Luis Schiappa Pietra, the prosecutor who oversaw raids on federal prisons after the attack against Messi’s in-laws supermarket, told C5N:“There’s an influx of cellphones into prisons that’s embarrassing,” adding: “there’s obviously complicity between part of the Penitentiary System” to allow it. 

“Banning cellphones doesn’t stop the flux of information in and out of prisons, because they find their way to communicate anyway,” said Enrique Font, a University of Rosario criminology professor. “What inmates do doesn’t have one system, they can either pay for the penitentiary employees to help them communicate, they can get their information through the visit system,” he added. 

He added that sending gang leaders to jail doesn’t usually stop gang crime. “It’s a mistake to think that gangs work like a pyramid and that by putting a leader in prison you’re fighting them – gangs work as networks, so they keep functioning,” he said. 

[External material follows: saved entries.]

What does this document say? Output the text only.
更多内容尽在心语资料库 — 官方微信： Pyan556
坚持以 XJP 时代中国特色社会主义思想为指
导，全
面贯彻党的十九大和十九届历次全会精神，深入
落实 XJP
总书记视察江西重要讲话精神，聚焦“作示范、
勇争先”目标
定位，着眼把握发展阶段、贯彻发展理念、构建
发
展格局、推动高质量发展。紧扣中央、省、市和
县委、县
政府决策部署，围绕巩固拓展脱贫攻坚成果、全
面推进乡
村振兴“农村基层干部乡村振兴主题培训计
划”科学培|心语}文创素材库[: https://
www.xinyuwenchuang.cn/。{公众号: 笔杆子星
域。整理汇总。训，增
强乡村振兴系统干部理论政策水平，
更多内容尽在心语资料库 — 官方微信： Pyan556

Buenos Aires mayor Horacio Rodríguez Larreta, who officially launched his presidential bid last month, visited Rosario’s mayor over the weekend and tweeted a series of proposals for the city afterwards. “We need prisons that isolate those running businesses within them, and communication with their criminal organizations has to be forbidden,” he wrote.

His other proposals included the relocation of the Security Ministry from Buenos Aires to Rosario, the freezing of the criminals’ property as soon as they have been detained, the implementation of surveillance technology, and the deployment of more border police in areas “occupied by narcos”. 

He promised to open an office in Rosario if elected.

According to the Public Security Observatory of Santa Fe, 288 intentional homicides were committed in Rosario in 2022 and 26 in January 2023. There were 88 in Buenos Aires in 2022, a city nearly three times larger. 

Praise for El Salvador

Font warned that failing to stem the violence in Rosario could prompt a hard right political turn, with people calling for policies like those of President Nayib Bukele in El Salvador.

The Central American President declared a state of exception in 2022 after a spree of gang murders. He arrested tens of thousands of suspects, including some who appeared to simply be young men with tattoos. Some suspects have died in custody without ever standing trial and there are widespread reports of human rights violations.

Buenos Aires Province Security Minister Sergio Berni, of Frente de Todos, said in an interview that Bukele’s actions were “music to his ears”, adding that the Salvadoran had “copied what I’ve been thinking of for many years”.